Ster inactiefSter inactiefSter inactiefSter inactiefSter inactief
 

Wat heb ik een diep respect gekregen voor mantelzorgers. Eigenlijk had ik dat jaren geleden al, maar onlangs werd ik toch weer opnieuw met mijn neus op de feiten gedrukt: mantelzorgen kan heel zwaar zijn.

Acht jaar geleden kreeg mijn lief het aan zijn hart, en niet zo'n beetje ook. Het zou drie jaar duren voordat hij weer helemaal de oude was en in die drie jaar was ik zijn mantelzorger. Wat was ik ontzettend blij dat ik zijn mantelzorger mocht en kon zijn, want het had zo anders af kunnen lopen...

Hij kon nog net een stukje door het huis lopen, maar dan had je het ook gehad. Met medicijnen werd zijn hartslag zo laag mogelijk gehouden, zodat zijn hart de rust kreeg om weer tot normale proporties terug te keren.
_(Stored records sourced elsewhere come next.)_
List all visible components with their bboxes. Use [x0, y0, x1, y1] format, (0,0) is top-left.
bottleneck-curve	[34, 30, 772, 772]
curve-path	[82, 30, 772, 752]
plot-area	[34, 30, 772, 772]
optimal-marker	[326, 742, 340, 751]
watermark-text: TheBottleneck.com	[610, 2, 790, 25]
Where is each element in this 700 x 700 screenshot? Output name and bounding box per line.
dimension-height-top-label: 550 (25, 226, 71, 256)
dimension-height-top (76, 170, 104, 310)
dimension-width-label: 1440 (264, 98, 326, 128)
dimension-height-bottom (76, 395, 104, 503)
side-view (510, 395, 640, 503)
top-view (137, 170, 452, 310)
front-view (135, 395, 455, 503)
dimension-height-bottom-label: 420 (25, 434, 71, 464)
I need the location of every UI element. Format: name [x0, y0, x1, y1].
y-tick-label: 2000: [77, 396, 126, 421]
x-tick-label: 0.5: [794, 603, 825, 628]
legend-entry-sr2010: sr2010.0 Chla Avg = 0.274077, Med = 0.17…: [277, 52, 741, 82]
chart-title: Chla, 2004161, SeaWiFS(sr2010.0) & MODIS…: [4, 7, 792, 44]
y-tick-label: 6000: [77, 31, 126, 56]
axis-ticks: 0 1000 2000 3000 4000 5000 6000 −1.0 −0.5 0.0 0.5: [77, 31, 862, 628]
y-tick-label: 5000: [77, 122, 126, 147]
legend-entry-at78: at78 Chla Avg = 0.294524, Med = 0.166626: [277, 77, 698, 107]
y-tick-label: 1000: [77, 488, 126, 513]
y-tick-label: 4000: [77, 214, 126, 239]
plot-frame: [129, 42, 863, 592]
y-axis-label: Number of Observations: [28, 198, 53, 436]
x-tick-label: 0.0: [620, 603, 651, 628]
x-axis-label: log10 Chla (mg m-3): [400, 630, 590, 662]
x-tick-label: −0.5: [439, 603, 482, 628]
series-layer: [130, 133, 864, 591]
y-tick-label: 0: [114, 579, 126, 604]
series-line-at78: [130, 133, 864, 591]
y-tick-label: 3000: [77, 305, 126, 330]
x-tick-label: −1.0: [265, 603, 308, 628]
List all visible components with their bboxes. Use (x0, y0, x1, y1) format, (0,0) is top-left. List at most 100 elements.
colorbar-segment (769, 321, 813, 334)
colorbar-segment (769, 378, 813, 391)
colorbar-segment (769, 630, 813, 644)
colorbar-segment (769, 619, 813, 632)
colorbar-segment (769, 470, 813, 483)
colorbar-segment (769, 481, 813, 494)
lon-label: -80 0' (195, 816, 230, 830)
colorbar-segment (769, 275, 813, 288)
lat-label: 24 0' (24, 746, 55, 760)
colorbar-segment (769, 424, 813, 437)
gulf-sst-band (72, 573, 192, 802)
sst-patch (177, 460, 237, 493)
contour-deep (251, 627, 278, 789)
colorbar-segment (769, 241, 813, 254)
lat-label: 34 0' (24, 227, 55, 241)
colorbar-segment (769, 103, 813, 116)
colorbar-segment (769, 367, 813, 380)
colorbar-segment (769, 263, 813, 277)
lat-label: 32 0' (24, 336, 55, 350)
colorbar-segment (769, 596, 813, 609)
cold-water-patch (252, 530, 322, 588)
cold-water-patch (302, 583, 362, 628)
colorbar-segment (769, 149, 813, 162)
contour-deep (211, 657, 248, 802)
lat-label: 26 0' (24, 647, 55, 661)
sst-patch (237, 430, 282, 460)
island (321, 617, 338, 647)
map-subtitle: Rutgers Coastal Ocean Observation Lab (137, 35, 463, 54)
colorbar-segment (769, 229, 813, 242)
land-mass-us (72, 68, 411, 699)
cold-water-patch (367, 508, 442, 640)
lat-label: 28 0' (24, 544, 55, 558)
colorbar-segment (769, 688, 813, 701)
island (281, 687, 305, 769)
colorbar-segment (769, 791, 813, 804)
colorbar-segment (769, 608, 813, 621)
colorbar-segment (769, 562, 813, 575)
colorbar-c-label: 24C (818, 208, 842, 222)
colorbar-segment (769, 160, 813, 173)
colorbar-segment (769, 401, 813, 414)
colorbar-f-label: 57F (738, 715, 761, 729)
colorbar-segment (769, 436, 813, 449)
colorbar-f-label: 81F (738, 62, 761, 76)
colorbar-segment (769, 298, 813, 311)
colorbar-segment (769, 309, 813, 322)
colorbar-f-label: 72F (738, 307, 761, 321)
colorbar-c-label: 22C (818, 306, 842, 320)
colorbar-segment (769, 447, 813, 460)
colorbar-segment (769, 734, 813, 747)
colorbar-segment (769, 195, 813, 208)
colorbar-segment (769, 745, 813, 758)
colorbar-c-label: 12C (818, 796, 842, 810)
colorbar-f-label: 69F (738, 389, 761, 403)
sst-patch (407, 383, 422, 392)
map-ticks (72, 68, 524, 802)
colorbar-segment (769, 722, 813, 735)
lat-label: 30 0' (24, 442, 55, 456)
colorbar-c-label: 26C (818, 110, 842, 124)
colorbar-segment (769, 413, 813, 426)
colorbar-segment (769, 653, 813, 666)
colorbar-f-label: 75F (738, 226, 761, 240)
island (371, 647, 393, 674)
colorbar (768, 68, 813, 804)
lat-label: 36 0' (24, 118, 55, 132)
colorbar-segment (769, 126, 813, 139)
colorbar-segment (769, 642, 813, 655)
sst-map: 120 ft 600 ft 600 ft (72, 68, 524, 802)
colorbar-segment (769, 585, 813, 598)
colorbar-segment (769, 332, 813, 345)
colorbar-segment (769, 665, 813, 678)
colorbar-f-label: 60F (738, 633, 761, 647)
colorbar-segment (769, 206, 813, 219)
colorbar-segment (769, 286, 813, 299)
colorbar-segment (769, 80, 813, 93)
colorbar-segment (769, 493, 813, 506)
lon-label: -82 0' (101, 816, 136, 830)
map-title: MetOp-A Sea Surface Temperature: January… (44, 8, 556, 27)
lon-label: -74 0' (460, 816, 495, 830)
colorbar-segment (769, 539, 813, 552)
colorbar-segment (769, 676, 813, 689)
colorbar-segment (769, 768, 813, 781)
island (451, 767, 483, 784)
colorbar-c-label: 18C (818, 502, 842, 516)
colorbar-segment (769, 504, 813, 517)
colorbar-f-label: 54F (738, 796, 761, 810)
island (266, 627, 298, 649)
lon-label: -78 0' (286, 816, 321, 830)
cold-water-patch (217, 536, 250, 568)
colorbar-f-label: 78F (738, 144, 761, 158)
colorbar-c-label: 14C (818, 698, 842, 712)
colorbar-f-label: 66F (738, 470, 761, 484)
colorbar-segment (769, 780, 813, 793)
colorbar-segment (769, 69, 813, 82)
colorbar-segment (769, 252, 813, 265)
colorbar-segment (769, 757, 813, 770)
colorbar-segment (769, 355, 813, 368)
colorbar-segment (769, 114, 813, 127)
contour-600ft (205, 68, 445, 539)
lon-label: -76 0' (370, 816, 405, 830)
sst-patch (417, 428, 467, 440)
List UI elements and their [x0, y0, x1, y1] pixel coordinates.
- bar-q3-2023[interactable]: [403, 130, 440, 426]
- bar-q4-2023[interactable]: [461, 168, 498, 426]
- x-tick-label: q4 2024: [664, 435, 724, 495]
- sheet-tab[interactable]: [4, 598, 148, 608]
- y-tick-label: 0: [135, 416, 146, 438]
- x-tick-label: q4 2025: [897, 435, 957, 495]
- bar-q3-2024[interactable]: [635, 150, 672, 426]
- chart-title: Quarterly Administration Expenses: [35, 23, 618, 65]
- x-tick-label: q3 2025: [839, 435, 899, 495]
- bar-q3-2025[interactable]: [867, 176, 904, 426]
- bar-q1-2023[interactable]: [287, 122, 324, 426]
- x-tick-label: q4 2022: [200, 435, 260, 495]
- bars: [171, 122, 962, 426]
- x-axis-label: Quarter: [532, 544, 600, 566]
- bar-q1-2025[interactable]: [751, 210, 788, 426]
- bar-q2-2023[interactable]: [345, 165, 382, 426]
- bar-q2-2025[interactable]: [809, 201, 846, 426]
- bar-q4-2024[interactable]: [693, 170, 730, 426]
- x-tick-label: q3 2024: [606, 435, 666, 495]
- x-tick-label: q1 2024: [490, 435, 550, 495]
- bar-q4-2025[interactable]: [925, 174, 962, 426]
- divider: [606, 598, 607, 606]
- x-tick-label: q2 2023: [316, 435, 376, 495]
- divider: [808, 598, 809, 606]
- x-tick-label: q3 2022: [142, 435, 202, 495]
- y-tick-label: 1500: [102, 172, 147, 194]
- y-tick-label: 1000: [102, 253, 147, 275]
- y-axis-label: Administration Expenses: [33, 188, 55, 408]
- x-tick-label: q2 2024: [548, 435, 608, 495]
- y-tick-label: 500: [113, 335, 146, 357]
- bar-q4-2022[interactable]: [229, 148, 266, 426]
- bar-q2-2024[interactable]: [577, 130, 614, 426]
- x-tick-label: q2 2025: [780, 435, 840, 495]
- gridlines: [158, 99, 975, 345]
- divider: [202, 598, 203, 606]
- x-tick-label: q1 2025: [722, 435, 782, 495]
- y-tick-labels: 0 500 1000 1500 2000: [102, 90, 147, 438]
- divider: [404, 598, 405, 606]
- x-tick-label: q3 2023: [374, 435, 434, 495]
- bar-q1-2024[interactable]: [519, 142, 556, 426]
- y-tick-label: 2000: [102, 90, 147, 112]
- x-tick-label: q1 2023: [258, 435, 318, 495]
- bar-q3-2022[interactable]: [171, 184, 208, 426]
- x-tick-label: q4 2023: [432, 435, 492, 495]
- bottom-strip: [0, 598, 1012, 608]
Dat betekende voor mij dat ik hem overal bij moest helpen en dat ik hem ook geen ogenblik uit het oog kon verliezen. Daarnaast waren alle taken in en om het huis nu mijn pakkie-an geworden en neem van mij aan, dat zijn er dan plotseling toch wel heel veel. Op bezoek gaan, een eindje wandelen, mijn hobby's, mijn werk, ik moest het allemaal laten varen, want mijn lief verdiende nu echt even alle aandacht. Het viel absoluut niet mee allemaal, maar wat hebben we tussen de spannende en vermoeiende momenten door samen wat afgelachen.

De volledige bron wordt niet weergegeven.